Юхан Вольдемарович Тумялис, высокий и худой, чуть сутулый, несколько нервный и чересчур оживлённый для уроженца прибалтийских земель, которым, по всенародному убеждению, надлежит быть невозмутимыми и хладнокровными, – впрочем, вероятно, он возбудительно предвкушал чистые радости паломничества – служил химиком смоленского завода синтетического волокна. Увлечённость работой своей так и клокотала в нём, он никак не мог ещё отрешиться от суетного – возможно, именно в разговоре он и пытался в преддверии подступающей святой тишины выплеснуть это суетное и избавиться от него наконец, очиститься для восприятия жизни иной и совсем на обычную не похожей; Юхан без конца рассказывал о мощностях недавно открытого смешанного казённо-частного предприятия; о том, что различные линии и потоки завода, на котором он играет и впредь намерен играть не последнюю роль, выпускают продукты разнообразнейшие: от шуб и парапланов до оптоволоконных кабелей и шнуров. К тому времени, как скудная и степенная трапеза завершилась, он, похоже, вполне преуспел в своём, быть может, не вполне осознанном стремлении; чело его стало покойней, речи – короче, наконец Юхан углубился в себя и, когда подошла очередь клюквенной воды, завершившей ужин, замолчал вовсе.

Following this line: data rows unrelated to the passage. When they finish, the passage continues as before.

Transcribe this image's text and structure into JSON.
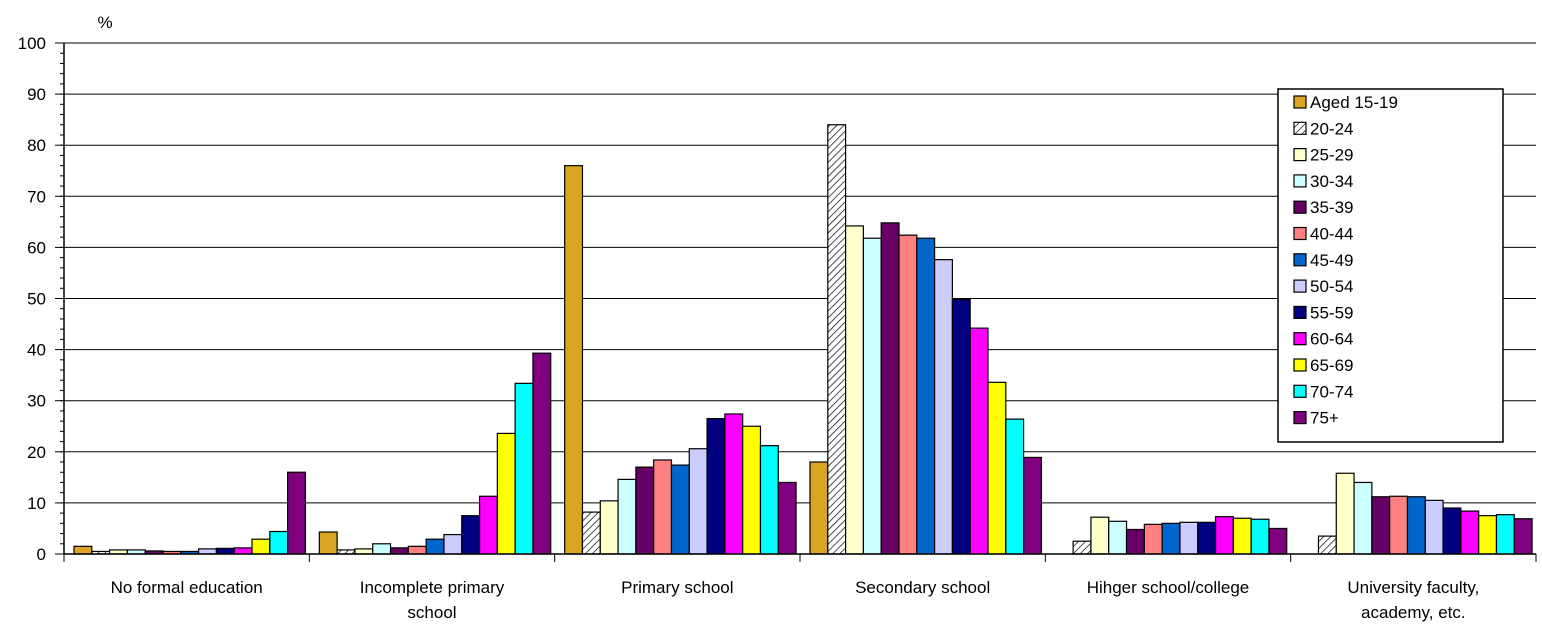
{
  "chart_data": {
    "type": "bar",
    "ylabel": "%",
    "ylim": [
      0,
      100
    ],
    "yticks": [
      0,
      10,
      20,
      30,
      40,
      50,
      60,
      70,
      80,
      90,
      100
    ],
    "grid": true,
    "legend_position": "top-right",
    "categories": [
      [
        "No formal education"
      ],
      [
        "Incomplete primary",
        "school"
      ],
      [
        "Primary school"
      ],
      [
        "Secondary school"
      ],
      [
        "Hihger school/college"
      ],
      [
        "University faculty,",
        "academy, etc."
      ]
    ],
    "series": [
      {
        "name": "Aged 15-19",
        "color": "#DAA520",
        "values": [
          1.5,
          4.3,
          76.0,
          18.0,
          0,
          0
        ]
      },
      {
        "name": "20-24",
        "color": "hatch",
        "values": [
          0.5,
          0.8,
          8.2,
          84.0,
          2.5,
          3.5
        ]
      },
      {
        "name": "25-29",
        "color": "#FFFFCC",
        "values": [
          0.8,
          1.0,
          10.4,
          64.2,
          7.2,
          15.8
        ]
      },
      {
        "name": "30-34",
        "color": "#CCFFFF",
        "values": [
          0.8,
          2.0,
          14.6,
          61.8,
          6.4,
          14.0
        ]
      },
      {
        "name": "35-39",
        "color": "#660066",
        "values": [
          0.6,
          1.2,
          17.0,
          64.8,
          4.8,
          11.2
        ]
      },
      {
        "name": "40-44",
        "color": "#FF8080",
        "values": [
          0.5,
          1.5,
          18.4,
          62.4,
          5.8,
          11.3
        ]
      },
      {
        "name": "45-49",
        "color": "#0066CC",
        "values": [
          0.5,
          2.9,
          17.4,
          61.8,
          6.0,
          11.2
        ]
      },
      {
        "name": "50-54",
        "color": "#CCCCFF",
        "values": [
          1.0,
          3.8,
          20.6,
          57.6,
          6.2,
          10.5
        ]
      },
      {
        "name": "55-59",
        "color": "#000080",
        "values": [
          1.1,
          7.5,
          26.5,
          49.8,
          6.2,
          9.0
        ]
      },
      {
        "name": "60-64",
        "color": "#FF00FF",
        "values": [
          1.2,
          11.3,
          27.4,
          44.2,
          7.3,
          8.4
        ]
      },
      {
        "name": "65-69",
        "color": "#FFFF00",
        "values": [
          2.9,
          23.6,
          25.0,
          33.6,
          7.0,
          7.5
        ]
      },
      {
        "name": "70-74",
        "color": "#00FFFF",
        "values": [
          4.4,
          33.4,
          21.2,
          26.4,
          6.8,
          7.7
        ]
      },
      {
        "name": "75+",
        "color": "#800080",
        "values": [
          16.0,
          39.3,
          14.0,
          18.9,
          5.0,
          6.9
        ]
      }
    ]
  }
}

На Соловки он плыл впервые, и доселе бывать ему здесь, как Юхан поведал сам, не доводилось.
Напротив, Павло Степанович Заговников, крепкий крестьянин с Кубани, ездил сюда на богомолье, по его словам, уж не раз. Землицею владел он, судя по скупым негромким обмолвкам, немалою, работало на ней одиннадцать человек – всё больше члены семьи Заговникова, и растил на ней, как понял Богдан, главным образом рис. Павло Степанович был по-крестьянски сдержан на речи, жилист и коренаст, обстоятелен, но, обратив внимание на его руки, Богдан мельком подумал, до чего же изменился ныне труд землепашеский: пальцы Заговникова были хоть и сильными, но тонкими и чистыми, словно бы и незнакомыми с землёю. Машины, машины…

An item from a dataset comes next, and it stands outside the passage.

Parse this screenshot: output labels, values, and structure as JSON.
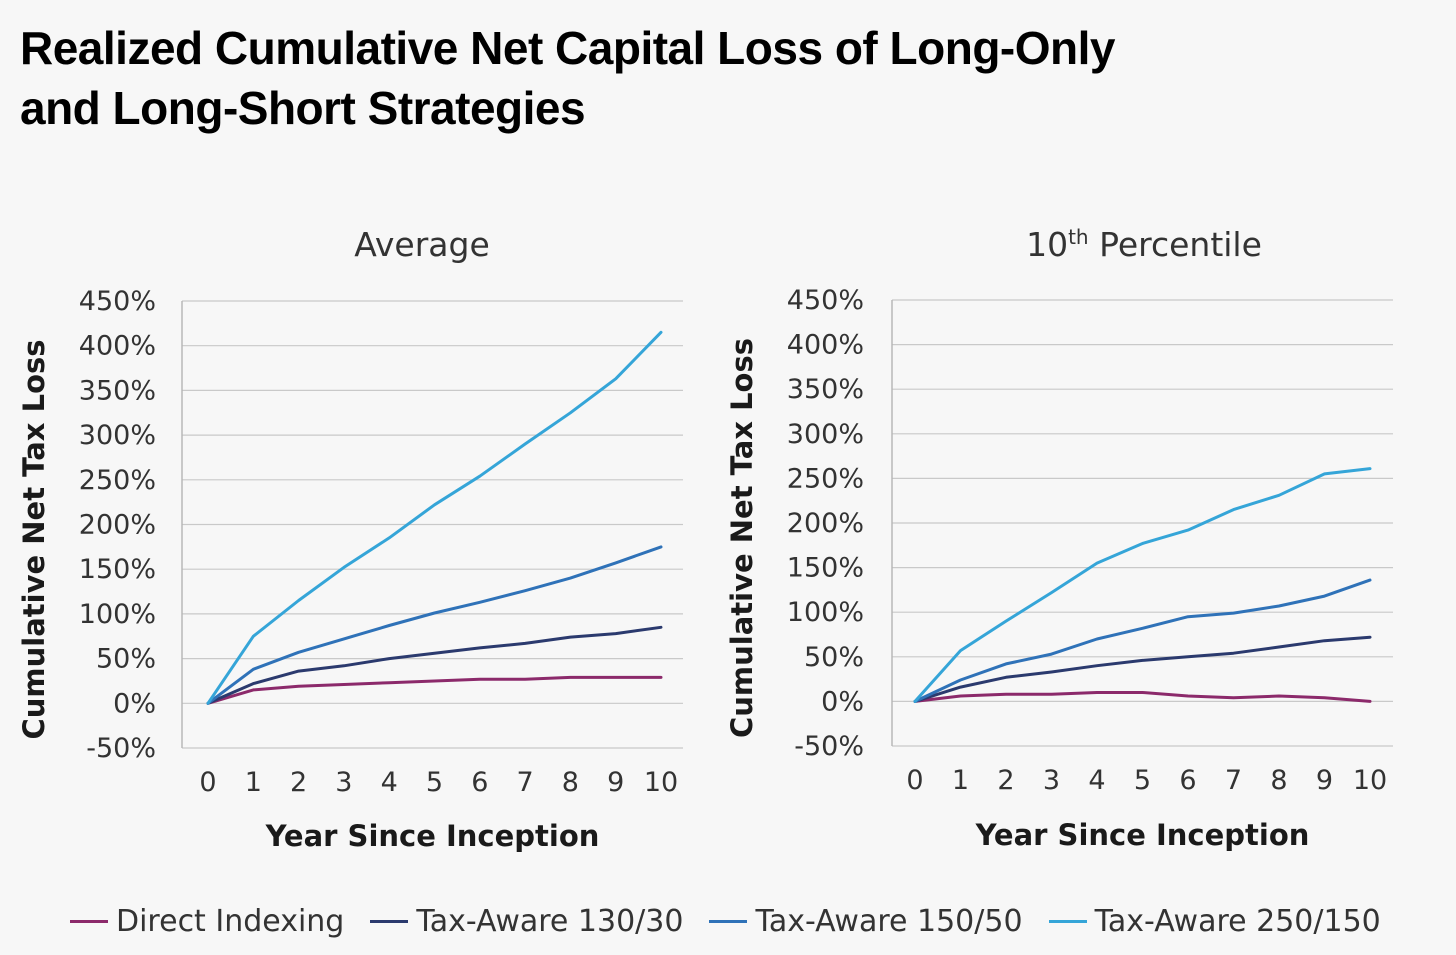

Третьим за их столиком оказался буддийский монах Бадма Царандоев, долгое время подвизавшийся в монастыре Сунъюэсы близ Шали, на Кавказе. Несколько лет назад, однако ж, душа его взалкала природных условий не в пример более суровых, нежели сверкающий тёплый эдем вайнахских земель, и, когда на Соловках по окончании очередного земного воплощения Соловецкого дувэйна (Царандоев пару раз назвал эту должность на древний манер “кармадана”, и Богдану было, в общем-то, всё равно, он не слишком разбирался в буддийской иерархии) освободилось место, соответствующее сану Бадмы, он испросил и после надлежащих церемоний получил от руководства долгожданный перевод на север.

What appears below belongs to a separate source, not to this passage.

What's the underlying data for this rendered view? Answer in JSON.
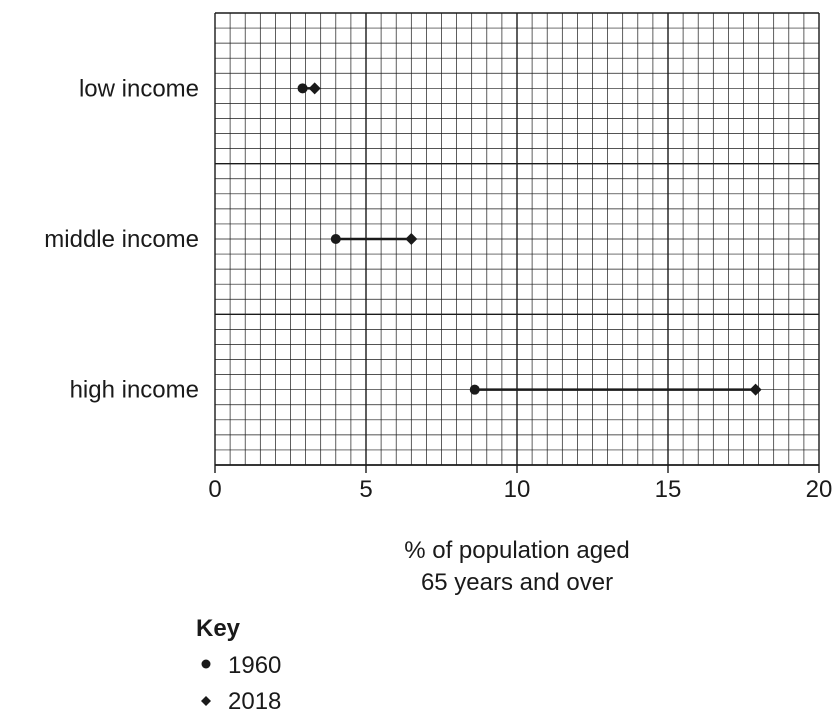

Соловецкому буддийскому монастырю Чанцзяосы, то бишь Вечноистинного Учения, было уж поболе, двух веков. Не менее православных благоговеющие перед хладными, пронзительными красотами возвышенно-уединённых мест земных, духовные дети Будды не могли не заметить этих удивительных северных островов и не ощутить их близости к небесам. Тибета и прочих южных высокогорий на всех не напасёшься, да и далеко они, страна-то большая; буддийские иерархи, после некоторых колебаний, обратились в митрополию с соответствующей просьбою, и она была – тоже не без колебаний, тогда подобное шло ещё в новинку – удовлетворена в одна тысяча семьсот восемьдесят шестом году по христианскому летосчислению. Митрополия ходатайствовала перед Соловецкой общиной, и та, соборно поразмысливши, сочла делом боголюбивым и сообразным по-братски поделиться с иноверцами святой землёю. Святая земля – она для всех святая, Господь её для сомолитвенных усилий да душеспасительного труждения создал, а не для кого-то одного. В конце концов, известное знамение, данное ещё на заре бытия Соловецкой обители, при Савватии и Германе, когда некие ангелы битьём и бранью выдворили с острова поселившихся здесь рыбака с женою, означало лишь запрет на светское, семейственное и обоеполое здесь укоренение; насчёт приверженцев же учения принца Гаутамы в знамении никак не поминалось.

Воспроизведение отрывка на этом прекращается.